Monetisation – ads and paywalls

When it comes to monetisation,  Karp says publishers should make sure they are getting value from their advertising whether pursuing a subscription model or not. “The idea that you don’t need to focus on that is just a myth,” he says.

“You look at the New York Times or the FT, who are some of the best when it comes to subscriptions, and they’re still doing advertising. They’re still doing sponsored content and all of these things that are part of a healthy revenue mix.”

He adds: “When I say focus on your advertising, it’s not just throw everything in there to make as much money as possible. It’s understand what are the right advertising platforms to be leveraging based on things like performance, based on your audience, based on your content, to make the most money out of the eyeballs that are there and to optimise getting more eyeballs.

“I think from there, outside of getting the basics right, it’s about experimentation and testing what works and what doesn’t.”

Karp says getting “core web vitals and SEO in a place where you can drive the type of traffic that you want to drive” is part of the monetisation strategy – “because if you don’t have the right eyeballs there, that becomes a huge challenge. We see a lot of publishers really struggling to focus on that.”

When it comes to paywalls, Karp says there is no one size fits all solution and that testing with an audience is key, but it is important to ensure a smooth conversion roadmap for the user when it comes to paid subscriptions. “If you’ve got the metering right, but then it takes five steps to make a [subscription] payment and you’ve lost somebody on step two, then it hasn’t done much good.”
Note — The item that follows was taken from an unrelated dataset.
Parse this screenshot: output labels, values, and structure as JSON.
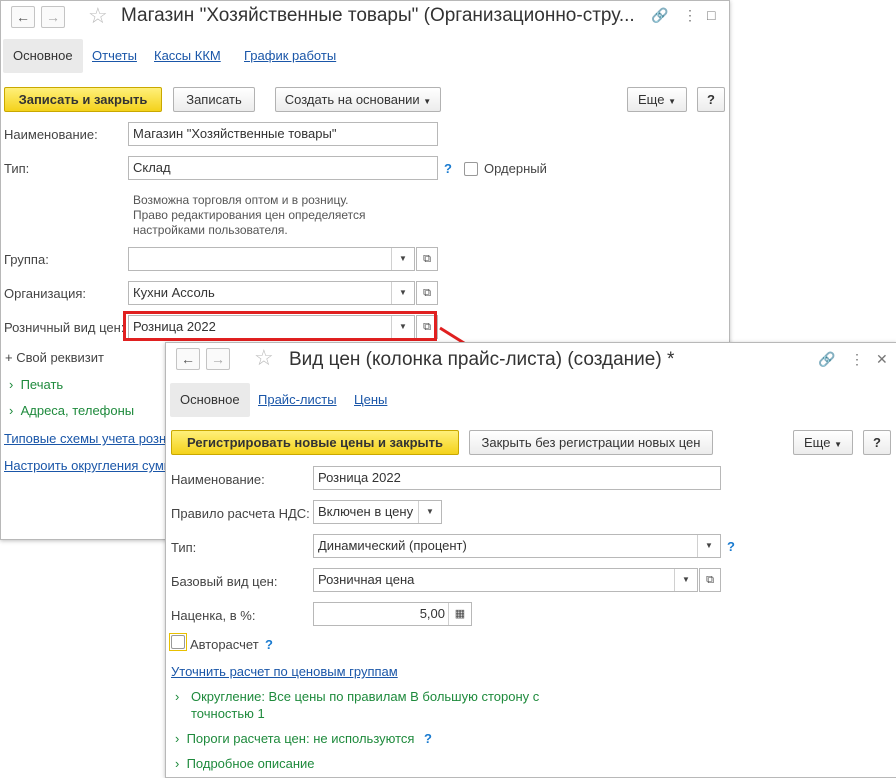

He says it is important to monetise the people who are coming to your website, “whether they subscribe or not”, by giving them opportunities to share data, such as an email address, enabling publishers to build their data profile and ultimately be more effective in selling to them.

Future of web publishing

Currently the digital space is fragmented, with online platforms such as WordPress and Drupal in one corner and custom-built content management systems in the other.

Karp says that the future of web publishing “doesn’t look that different from where we’re at now”, with smaller publishers sticking with customisable platform solutions such as WordPress.

He says of culture website Den of Geek, with whom 10up has been working, “for them to move to something that is more complex would be out of line from their business objectives because we have been able to build a fit-for-purpose platform with today’s technology and we will keep evolving and growing that.”

At larger publishers, content management systems are often “headless” – a detached back-end – or “decoupled” – where the front end and back-end are distinct.

Here Karp says the focus is often on data points – “what data do I need to collect from the front end? Where am I sending that so that I can make the right decisions as a publisher? What data do I need to send to the front end to influence what people are seeing?”

When it comes to tailoring a website experience to particular readers, Karp says: “It will never make sense to invest in personalisation because they don’t have enough content, because the audience isn’t diverse enough, then you’ve got other publishers where it really becomes a powerful thing”.

Karp says the future of monetisation is where there are “the most unknowns”.

“Everyone is struggling to figure out what the right business model is. I think right now, if you’re not experimenting with three, four or five different revenue streams as a publisher, you’re behind the curve and you really should be looking at what works for what audience and in what type of content.

“So subscriptions, data walls, paywalls, affiliate, ecommerce – all of these things that I think publishers are aware of, and trying in some instances, I think you’ve got to have that diverse mix of revenue to make this work. And I think we’re going to see new revenue models come up over time.”

*This article was produced in association with Press Gazette commercial partner 10up whose slogan is: “We make the web better by finely crafting websites & tools for content creators.”